Now, how do we tune such a system? In the supervised setup, we take the source sentences, try to translate them and tweak the weights in such a way that translation is closer to the reference translations. In unsupervised translation, there is, of course, no reference translation. However, when we have two such systems translating in opposite directions, we can use both of them — translating back and forth should get a sentence as similar as possible to the source. Of course, the easiest trick on how to do this is not changing the sentence at all during neither of the translations and score 100%. To prevent the model from doing such a nasty trick, there is another objective, the generated sentence must be as probable in the target language model as possible.
Neural system and iterative back-translation
Remember how AlphaGo learned how to play go by iteratively playing with different versions of itself. Iterative back-translation is basically the same but in machine translation.
At this stage, we have a pretty decent statistical system that we can use for generating synthetic source-side data (i.e., back-translate the target side). We can use the synthetic data to train a model that from a pretty noisy text on the source side tries to generate fluent text in the target language. This system can now be used the other way round. The source language will become the target language in the next iteration. We can again generate noisy translations of authentic sentences and use them to train another system in the opposite direction. By iterating this, we can get better and better translation systems until it converges at some point.
This is it (plus a few tricks I did not mention, plus tricks that might be missing in the paper), this is how the guys at the University of the Basque country managed to develop a pretty decent machine translation system that can translate better than 2014 systems without the use of parallel data.
What is next
Although this sounds really cool, the method has some problems that cannot be easily solved. The first one is that such an approach requires a waste amount of data. If you can obtain billions of sentences in both languages, you can certainly obtain millions of sentences which are in both languages which are already enough to train a good supervised system.
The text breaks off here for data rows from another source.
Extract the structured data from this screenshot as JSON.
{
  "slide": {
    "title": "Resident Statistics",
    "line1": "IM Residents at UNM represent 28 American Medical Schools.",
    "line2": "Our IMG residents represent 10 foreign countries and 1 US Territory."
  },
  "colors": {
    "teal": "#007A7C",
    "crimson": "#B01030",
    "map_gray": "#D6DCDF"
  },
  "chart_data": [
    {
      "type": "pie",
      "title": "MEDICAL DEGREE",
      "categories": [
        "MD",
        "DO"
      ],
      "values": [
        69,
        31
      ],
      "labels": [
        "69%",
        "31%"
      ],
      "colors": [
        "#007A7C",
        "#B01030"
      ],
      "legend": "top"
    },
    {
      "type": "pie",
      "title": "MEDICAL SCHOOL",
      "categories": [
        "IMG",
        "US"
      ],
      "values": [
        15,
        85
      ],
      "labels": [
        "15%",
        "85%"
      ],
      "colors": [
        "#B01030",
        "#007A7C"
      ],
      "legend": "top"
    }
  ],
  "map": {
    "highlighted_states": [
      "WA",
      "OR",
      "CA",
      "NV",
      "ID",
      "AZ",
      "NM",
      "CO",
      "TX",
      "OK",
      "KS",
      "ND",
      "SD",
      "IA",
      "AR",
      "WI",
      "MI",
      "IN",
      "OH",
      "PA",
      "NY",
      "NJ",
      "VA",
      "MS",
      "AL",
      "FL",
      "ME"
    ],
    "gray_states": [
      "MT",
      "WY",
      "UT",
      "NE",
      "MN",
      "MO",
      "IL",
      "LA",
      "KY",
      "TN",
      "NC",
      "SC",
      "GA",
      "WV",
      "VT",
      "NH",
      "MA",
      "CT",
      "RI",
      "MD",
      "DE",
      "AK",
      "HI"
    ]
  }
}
There are even more serious issues that cannot be dealt with by some incremental innovations. The entire method heavily depends on having bilingual word embeddings. Training the embeddings, however, assumes that people talk about similar things that are similarly frequently mentioned. This is certainly true for languages spoken by nations that live next to each other or even in a single political unit like the European Union. However, it is certainly not true for linguistically and geographically distant language. So, unsupervised machine translation between culturally distant languages is a new challenge for the field.